Queries on bottom halves

Larry Chen lchen at suse.com
Mon Sep 3 00:23:34 EDT 2018


Hi Abhinav,

On 09/02/2018 11:28 PM, Abhinav Misra wrote:
> Hi Larry,
> 
> Based on your answers below are my further queries.
> 
> 1. *Does softirq and tasklet will always runs in ksoftirqd thread context ?*
> As it is mentioned in the LKD (by robert love Pg-138) that there are 
> multiple places where pending softirq's
> are checked. Out of that one is in return from hardware interrupt code 
> path i.e in do_irq function.
> 
> If that is the case then it will be running in the irq context with just 
                            ~~ --->> Sorry, does "it" mean softirq or 
somethine else??
do_irq just wake up softirq thread.
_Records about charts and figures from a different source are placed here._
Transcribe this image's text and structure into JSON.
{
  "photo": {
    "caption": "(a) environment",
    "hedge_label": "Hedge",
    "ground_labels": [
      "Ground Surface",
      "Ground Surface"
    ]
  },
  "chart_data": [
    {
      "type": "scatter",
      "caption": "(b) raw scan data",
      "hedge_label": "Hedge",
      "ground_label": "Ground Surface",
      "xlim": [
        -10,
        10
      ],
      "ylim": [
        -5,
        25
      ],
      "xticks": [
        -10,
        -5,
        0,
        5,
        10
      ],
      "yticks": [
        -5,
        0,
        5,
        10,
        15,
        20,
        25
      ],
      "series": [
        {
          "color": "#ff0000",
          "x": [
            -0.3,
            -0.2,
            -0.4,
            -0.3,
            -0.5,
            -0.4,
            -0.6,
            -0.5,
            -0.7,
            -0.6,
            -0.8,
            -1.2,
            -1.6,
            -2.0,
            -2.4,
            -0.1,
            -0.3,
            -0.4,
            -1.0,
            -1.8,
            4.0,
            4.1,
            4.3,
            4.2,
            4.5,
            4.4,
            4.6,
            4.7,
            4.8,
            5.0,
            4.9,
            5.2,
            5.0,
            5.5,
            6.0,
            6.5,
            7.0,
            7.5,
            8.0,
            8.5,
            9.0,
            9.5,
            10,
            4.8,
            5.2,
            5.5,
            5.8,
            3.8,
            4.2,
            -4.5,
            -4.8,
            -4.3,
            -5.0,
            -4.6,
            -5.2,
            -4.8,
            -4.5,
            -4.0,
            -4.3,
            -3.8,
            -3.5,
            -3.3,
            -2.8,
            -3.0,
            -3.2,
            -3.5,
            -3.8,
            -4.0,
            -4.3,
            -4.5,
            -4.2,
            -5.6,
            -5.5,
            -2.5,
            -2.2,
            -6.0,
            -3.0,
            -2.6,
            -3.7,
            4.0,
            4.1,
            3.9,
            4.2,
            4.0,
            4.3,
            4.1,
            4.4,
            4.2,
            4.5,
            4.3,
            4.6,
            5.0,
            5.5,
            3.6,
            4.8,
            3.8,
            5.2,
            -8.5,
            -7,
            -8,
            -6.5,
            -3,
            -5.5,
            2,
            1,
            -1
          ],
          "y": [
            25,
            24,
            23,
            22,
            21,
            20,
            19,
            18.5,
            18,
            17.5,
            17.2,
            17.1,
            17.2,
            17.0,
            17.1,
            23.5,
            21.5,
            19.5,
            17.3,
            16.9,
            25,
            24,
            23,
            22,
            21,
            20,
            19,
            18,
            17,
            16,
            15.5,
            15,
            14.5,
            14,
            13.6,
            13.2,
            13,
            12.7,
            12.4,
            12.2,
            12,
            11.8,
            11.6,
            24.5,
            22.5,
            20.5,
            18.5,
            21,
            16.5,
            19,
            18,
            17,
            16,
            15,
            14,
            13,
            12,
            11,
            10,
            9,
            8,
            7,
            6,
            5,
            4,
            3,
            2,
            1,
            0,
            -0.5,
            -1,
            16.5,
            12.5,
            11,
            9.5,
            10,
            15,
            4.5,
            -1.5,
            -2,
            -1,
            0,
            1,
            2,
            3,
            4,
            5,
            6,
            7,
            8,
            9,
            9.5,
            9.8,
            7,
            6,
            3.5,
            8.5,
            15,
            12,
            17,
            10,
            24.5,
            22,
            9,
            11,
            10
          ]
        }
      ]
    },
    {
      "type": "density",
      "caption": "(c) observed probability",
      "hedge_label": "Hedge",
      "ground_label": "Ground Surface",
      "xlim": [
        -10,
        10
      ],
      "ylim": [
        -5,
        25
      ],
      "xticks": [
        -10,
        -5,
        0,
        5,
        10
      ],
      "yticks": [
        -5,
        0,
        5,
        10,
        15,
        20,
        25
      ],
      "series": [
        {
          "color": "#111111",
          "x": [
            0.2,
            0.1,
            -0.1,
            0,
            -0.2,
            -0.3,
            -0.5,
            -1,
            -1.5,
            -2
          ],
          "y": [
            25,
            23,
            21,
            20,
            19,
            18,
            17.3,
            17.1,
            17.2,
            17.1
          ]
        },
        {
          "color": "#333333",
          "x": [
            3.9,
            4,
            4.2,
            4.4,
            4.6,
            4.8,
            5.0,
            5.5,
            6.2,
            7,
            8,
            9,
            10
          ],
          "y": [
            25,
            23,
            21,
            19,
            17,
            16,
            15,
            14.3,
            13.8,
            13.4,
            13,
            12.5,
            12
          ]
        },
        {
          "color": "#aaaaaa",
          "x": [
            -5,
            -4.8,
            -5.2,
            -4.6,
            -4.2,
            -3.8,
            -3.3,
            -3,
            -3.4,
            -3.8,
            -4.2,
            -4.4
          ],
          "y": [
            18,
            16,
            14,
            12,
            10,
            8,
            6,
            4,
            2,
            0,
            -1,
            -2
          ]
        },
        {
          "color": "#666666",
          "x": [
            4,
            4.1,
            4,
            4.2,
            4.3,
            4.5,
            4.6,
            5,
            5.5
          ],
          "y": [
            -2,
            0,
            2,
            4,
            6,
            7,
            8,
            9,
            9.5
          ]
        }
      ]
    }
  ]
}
That does not mean softirq runs in 
irq context.

> the interrupts enabled.

> Now I know LKD is old and based on linux kernel 2.6. *Is that above 
> scenario is changed in new version of kernel ?*
> 
> Even I tried one example mentioned in LDD by Jerry cooperstein and 
> printing the pid of current task (current->pid) in the
> tasklet which is getting scheduled by the shared interrupt from n/w 
> card. Every time it is printing the pid of the ksoftirqd thread.
> 
> So does that mean, now in latest kernel, softirq and tasklet will always 
> run in context of ksoftirqd thread ?

Yes.

> 2. If we can sleep or use blocking calls in softirq's and tasklets then 
> *what is the difference between softirq/tasklet and workqueue's ?

That's another question, workqueue and tasklet is two machnisms provided 
for async operations. Generally I think workqueue is more powerful and 
flexible. You can get more info from kernel docs.


> *Because in old kernel, the main difference between softirq/tasklet and 
> workqueue's (Wq's) is that Wq's runs in process context
> and hence sleep is allowed while the same is not the case with other 
> counterparts.
I refered to kernel 2.6 version, softirq and tasklet are still almost 
the same machnism with the latest version.

Here is an explanation

https://www.safaribooksonline.com/library/view/understanding-the-linux/0596005652/ch04s07.html

> 
> But if in new kernel this implementation is changed then why we need so 
> many options to defer the work as all of them are basically getting 
> executed in almost the same way.*In that case code running softirq, 
> tasklet, workqueue and kernel thread are all same ?*
> If this is true then why we just remove all these these option and keep 
> one or two alternative.
> 
Emmm... tasklet and workqueue have something in common, but I think 
tasklet can satisfy simple scenarios, while workqueue, I think is more 
powerfull and flexible, does well in more complicated scenarios.

Maybe when you make clear what's their difference, you'll understand more.